A world — and a man — that functions only in defeat. A revolution that survives only in stillness.Time that no longer moves forward, only sideways.

In the final movements of Padatik, the image of the clock that “works only when lying down” quietly returns, not as a literal object, but as an echo in the protagonist’s own consciousness.

Having spent the film in the uneasy refuge of a middle-class apartment, hiding from the police and from his own past, the young revolutionary gradually shifts from certainty to introspection. The mechanical metaphor of the clock becomes a psychological and moral one: he realizes that he, too, has been functioning only in a position of surrender, lying low, running from the vertical weight of his own convictions.

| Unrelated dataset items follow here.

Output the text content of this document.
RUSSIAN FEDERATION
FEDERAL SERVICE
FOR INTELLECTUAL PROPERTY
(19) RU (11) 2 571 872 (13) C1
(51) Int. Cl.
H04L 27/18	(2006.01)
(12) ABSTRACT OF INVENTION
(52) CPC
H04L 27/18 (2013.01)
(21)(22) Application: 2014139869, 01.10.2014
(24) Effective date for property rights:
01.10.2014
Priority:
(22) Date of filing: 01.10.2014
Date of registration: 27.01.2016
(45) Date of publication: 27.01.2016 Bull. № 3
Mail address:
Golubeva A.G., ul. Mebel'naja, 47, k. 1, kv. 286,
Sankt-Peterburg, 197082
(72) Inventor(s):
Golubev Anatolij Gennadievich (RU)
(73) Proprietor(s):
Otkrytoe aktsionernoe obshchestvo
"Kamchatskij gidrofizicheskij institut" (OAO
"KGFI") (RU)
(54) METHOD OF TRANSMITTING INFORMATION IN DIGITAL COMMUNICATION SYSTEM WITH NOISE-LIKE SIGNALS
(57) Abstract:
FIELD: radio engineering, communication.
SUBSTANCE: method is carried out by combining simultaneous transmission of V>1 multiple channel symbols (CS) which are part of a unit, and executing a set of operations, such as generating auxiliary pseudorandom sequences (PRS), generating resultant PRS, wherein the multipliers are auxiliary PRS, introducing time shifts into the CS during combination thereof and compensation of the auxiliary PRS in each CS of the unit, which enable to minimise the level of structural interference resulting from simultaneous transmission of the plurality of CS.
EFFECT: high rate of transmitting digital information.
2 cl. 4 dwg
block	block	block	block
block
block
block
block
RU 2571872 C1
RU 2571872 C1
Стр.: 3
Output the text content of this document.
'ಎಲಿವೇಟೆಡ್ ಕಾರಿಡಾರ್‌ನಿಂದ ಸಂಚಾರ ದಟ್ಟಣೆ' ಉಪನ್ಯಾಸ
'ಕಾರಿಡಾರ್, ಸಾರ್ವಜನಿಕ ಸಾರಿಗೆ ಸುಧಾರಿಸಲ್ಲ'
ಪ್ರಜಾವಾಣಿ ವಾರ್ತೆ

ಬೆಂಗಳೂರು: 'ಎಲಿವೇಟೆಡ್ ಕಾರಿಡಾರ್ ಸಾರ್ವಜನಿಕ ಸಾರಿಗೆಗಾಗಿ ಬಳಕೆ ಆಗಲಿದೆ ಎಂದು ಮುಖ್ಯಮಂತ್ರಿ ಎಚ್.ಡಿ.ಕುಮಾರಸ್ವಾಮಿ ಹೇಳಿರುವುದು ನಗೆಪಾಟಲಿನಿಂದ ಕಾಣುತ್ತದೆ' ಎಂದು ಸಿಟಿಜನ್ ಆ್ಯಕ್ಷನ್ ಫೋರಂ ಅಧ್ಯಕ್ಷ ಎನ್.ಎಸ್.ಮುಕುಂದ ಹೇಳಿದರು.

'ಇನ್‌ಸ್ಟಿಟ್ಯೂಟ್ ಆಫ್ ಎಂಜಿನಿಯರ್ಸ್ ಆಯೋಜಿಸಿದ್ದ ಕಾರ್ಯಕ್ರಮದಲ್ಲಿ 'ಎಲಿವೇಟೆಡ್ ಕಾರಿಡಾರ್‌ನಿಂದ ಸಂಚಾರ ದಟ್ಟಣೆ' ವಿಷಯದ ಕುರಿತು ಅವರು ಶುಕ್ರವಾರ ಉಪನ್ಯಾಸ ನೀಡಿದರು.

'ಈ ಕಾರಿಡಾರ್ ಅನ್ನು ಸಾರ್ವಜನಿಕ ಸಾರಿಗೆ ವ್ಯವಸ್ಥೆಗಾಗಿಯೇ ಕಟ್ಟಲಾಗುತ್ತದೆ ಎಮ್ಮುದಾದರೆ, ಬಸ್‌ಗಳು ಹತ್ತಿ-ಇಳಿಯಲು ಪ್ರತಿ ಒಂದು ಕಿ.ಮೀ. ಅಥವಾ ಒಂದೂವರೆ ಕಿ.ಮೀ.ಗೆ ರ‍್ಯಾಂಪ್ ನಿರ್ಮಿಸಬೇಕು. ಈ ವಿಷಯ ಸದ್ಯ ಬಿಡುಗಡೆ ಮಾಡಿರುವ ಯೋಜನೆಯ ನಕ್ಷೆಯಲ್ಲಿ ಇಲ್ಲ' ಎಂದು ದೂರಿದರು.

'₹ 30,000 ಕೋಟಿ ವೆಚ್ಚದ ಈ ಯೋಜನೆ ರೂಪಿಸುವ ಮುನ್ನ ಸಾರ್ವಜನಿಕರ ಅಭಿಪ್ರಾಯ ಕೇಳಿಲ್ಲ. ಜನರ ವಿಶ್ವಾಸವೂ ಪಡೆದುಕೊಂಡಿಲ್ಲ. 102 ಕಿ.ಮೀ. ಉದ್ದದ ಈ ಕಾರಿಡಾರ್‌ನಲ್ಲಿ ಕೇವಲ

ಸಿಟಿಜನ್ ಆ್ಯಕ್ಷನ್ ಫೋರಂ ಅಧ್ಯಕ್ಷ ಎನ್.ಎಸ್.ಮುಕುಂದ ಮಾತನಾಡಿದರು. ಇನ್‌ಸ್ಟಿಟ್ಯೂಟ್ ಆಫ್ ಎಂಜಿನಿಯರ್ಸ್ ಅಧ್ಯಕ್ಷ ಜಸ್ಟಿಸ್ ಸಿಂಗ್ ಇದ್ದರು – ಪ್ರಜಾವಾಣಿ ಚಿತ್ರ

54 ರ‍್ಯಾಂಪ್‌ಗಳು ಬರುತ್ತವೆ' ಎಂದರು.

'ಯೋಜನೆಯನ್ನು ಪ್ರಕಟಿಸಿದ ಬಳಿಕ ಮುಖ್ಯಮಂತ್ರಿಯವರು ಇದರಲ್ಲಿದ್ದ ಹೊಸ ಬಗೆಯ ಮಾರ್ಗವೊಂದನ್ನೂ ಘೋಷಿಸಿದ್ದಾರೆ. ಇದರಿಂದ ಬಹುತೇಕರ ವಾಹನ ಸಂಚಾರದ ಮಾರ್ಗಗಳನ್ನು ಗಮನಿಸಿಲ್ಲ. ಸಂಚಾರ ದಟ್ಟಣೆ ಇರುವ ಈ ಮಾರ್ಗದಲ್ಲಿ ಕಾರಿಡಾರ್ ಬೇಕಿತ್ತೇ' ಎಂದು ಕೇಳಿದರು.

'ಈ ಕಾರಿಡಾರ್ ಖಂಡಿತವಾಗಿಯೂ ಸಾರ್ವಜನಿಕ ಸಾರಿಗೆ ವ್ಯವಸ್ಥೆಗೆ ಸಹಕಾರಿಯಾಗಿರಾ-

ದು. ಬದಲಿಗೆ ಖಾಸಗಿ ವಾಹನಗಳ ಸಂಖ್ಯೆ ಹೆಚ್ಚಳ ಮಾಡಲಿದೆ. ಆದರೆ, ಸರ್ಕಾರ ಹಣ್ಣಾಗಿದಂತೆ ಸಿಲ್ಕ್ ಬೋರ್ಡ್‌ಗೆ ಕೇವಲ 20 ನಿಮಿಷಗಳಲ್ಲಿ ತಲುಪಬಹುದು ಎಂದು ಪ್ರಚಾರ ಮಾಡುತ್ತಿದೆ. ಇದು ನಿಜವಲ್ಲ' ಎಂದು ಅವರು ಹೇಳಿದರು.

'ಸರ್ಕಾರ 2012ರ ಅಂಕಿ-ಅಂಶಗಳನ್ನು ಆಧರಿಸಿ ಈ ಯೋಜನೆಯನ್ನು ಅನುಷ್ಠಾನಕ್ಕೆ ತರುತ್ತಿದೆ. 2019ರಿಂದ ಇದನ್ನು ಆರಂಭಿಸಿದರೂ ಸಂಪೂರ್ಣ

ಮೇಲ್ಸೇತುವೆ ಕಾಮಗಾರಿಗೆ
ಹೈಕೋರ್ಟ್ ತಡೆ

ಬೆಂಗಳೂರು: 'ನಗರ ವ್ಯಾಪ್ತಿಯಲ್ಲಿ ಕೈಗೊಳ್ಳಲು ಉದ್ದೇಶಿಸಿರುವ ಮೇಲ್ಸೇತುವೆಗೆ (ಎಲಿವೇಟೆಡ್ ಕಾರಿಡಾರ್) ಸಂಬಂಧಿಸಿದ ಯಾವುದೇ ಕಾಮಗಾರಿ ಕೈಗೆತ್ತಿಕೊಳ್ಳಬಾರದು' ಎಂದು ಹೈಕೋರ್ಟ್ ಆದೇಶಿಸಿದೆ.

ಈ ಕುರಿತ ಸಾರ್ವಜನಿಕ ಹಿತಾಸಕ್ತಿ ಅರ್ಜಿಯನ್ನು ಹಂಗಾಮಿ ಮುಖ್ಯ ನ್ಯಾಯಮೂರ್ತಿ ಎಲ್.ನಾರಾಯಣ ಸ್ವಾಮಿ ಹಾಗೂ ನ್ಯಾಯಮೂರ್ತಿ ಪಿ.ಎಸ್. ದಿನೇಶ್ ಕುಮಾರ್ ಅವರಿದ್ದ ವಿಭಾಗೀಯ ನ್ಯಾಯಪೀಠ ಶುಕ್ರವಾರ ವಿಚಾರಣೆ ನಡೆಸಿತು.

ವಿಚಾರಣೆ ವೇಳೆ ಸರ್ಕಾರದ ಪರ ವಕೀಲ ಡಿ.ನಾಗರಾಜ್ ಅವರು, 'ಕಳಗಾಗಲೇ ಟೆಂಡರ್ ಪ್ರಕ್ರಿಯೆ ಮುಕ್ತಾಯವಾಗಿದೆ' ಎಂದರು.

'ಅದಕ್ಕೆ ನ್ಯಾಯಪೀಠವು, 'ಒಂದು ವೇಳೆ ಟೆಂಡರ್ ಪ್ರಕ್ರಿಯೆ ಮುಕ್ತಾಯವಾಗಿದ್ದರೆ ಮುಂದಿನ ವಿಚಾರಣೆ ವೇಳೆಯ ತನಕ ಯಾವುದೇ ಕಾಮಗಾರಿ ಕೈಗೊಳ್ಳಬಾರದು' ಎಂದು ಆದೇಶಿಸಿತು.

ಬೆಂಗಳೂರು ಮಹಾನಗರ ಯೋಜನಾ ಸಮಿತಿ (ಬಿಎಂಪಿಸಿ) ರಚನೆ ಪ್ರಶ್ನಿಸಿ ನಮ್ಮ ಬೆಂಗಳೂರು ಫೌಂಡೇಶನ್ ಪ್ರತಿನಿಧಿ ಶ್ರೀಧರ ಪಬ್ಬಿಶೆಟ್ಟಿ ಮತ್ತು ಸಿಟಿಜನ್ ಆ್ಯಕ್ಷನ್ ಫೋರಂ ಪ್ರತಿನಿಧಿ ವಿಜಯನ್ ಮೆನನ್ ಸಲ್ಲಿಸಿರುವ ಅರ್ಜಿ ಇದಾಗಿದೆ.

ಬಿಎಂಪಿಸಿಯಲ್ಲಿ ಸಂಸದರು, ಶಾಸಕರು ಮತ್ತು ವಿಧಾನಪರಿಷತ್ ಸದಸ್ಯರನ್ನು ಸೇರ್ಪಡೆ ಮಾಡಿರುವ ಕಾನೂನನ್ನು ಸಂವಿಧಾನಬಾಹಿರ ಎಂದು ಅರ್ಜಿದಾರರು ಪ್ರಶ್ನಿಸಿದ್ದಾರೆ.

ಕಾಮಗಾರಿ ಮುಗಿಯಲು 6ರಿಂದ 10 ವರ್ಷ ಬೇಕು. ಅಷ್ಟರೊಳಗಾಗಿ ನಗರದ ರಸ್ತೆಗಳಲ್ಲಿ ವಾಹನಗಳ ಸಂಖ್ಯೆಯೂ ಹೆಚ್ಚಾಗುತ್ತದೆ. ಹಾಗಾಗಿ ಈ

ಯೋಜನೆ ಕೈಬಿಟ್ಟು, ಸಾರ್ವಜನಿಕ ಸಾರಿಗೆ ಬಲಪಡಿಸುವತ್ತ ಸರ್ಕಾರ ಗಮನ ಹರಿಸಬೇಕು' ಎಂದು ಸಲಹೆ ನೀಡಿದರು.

The clock’s absurd dependence on a fallen position becomes the mirror through which he begins to question not only the movement he served but the very idea of ideological purity that had defined his youth.

Mrinal Sen stages this transformation not through dramatic confrontation, but through quiet thought and dissonant stillness. The rhythm of the film breaks down; time no longer flows with revolutionary urgency, but with hesitation, repetition, and introspection.

This fractured rhythm is deliberate: Sen constructs Padatik as a chronicle of broken time, where the linear promise of revolution collapses into self-examination. The clock, which should have been the symbol of historical momentum, becomes the emblem of its failure. The revolution’s tempo, its heartbeat, has faltered. What remains is a suspended duration, a time of questioning rather than marching, of lying down rather than standing tall.

As the protagonist begins to reflect on his past actions, on the cost of violence, on the contradictions within the movement, and on his own alienation from the very people he wished to liberate, he experiences a moment of recognition: that the true revolution may lie not in slogans or orders, but in the courage to confront one’s own ideological blindness. This is the moral and emotional culmination of the film.

The clock’s brokenness no longer appears tragic; it becomes instructive. It points toward a different rhythm, a slower, more human one, that accepts the imperfection of all systems and the fragility of conviction.

Mrinal Sen’s larger allegory, then, is not of failure alone, but of the necessary pause in the rhythm of revolution. The clock lying down is both defeat and reflection: the interval between two beats of history. In this stillness, Sen locates a deeper truth—that the revolutionary must first learn to question himself before he can hope to change the world.

The final tone of Padatik thus carries both melancholy and clarity: time has fallen sideways, but it still ticks, quietly, insistently, waiting for a generation to rise again, this time not in unthinking zeal, but in the awareness born of disillusionment.